# Will very high speaker resistance ruin my amp?



## Dvic (Apr 17, 2013)

I am working on a project where 60 small 8 Ohm 0.1W speakers will be playing music from a live DJ. The majority of the sound will come from the pair of JBL 15" loudspeakers but i would like some of the sound to come through the small speakers. My concern is that if i run the amp with only a small group of speakers run in series the wattage from the amp will fry the speakers, and if i run the amp with too much resistance it will fry the amp. To achieve the 0.1 Watt amp output i would need 4000 Ohms of resistance on one channel. What to do? I have a 4 channel amp that puts out 50W at 8 Ohms per channel. Thanks for any comments/advice!


----------



## hjones4841 (Jan 21, 2009)

A series-parallel combination of the small speakers is your best bet. Not sure if you can wire it that way, tho.
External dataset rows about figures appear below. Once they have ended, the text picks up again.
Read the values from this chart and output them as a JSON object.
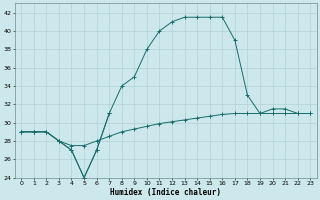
{
  "xlabel": "Humidex (Indice chaleur)",
  "bg_color": "#cce8ec",
  "grid_color": "#aaccd0",
  "line_color": "#1a6b6b",
  "xlim": [
    -0.5,
    23.5
  ],
  "ylim": [
    24,
    43
  ],
  "xticks": [
    0,
    1,
    2,
    3,
    4,
    5,
    6,
    7,
    8,
    9,
    10,
    11,
    12,
    13,
    14,
    15,
    16,
    17,
    18,
    19,
    20,
    21,
    22,
    23
  ],
  "yticks": [
    24,
    26,
    28,
    30,
    32,
    34,
    36,
    38,
    40,
    42
  ],
  "main_x": [
    0,
    1,
    2,
    3,
    4,
    5,
    6,
    7,
    8,
    9,
    10,
    11,
    12,
    13,
    14,
    15,
    16,
    17,
    18,
    19,
    20,
    21,
    22,
    23
  ],
  "main_y": [
    29,
    29,
    29,
    28,
    27,
    24,
    27,
    31,
    34,
    35,
    38,
    40,
    41,
    41.5,
    41.5,
    41.5,
    41.5,
    39,
    33,
    31,
    31.5,
    31.5,
    31,
    31
  ],
  "diag_x": [
    0,
    1,
    2,
    3,
    4,
    5,
    6,
    7,
    8,
    9,
    10,
    11,
    12,
    13,
    14,
    15,
    16,
    17,
    18,
    19,
    20,
    21,
    22,
    23
  ],
  "diag_y": [
    29,
    29,
    29,
    28,
    27.5,
    27.5,
    28,
    28.5,
    29,
    29.3,
    29.6,
    29.9,
    30.1,
    30.3,
    30.5,
    30.7,
    30.9,
    31,
    31,
    31,
    31,
    31,
    31,
    31
  ],
  "dip_x": [
    0,
    1,
    2,
    3,
    4,
    5,
    6,
    7
  ],
  "dip_y": [
    29,
    29,
    29,
    28,
    27,
    24,
    27,
    31
  ]
}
You can find formulas for series and parallel connections on the web, but here is how it works:

Put two 8 ohm speakers in series = 16 ohms. Then put another pair in parallel with the first pair, and you are back at 8 ohms. Keep doing this series-parallel combo until all are wired that way.

BTW, the amp won't be "fried" with all in series, nor will the speakers be damaged. The problem is that your amp won't put out much power with that high of a load connected. It could be enough to drive the speakers, however, since you are not looking for much power to each anyway with their 0.1 watt rating.
But, don't put all in parallel since that would result in a very low combined impedance that your amp will have trouble driving - it could shutdown from overheating.


----------



## RBTO (Jan 27, 2010)

Is that 60 speakers per channel (left and right)?

You didn't mention how the 15 inch speakers would be wired. Assuming they are separate from the 60 small speakers, will they be fed from a separate output on the amp? If you plan on connecting them in parallel with the 60 speaker string on a single output, that also would bring your net amp load down below 8 Ohms which could be an issue for your amp.

The actual wattage to each of your small speakers depends on the volume adjustment of your music and the voltage at the amp output (assuming they are series-parallel connected as described previously). If you feed the entire string of 60 speakers let's say, 1 Watt, that will be evenly divided between the speakers so each will receive 1/60th of a watt. Your volume adjustment to the amp just needs to be set so the 0.1 Watt rating isn't exceeded by the loudest music and you're ok, but that means _all_ the small speakers will be contributing 6 Watts of sound (on peaks).


----------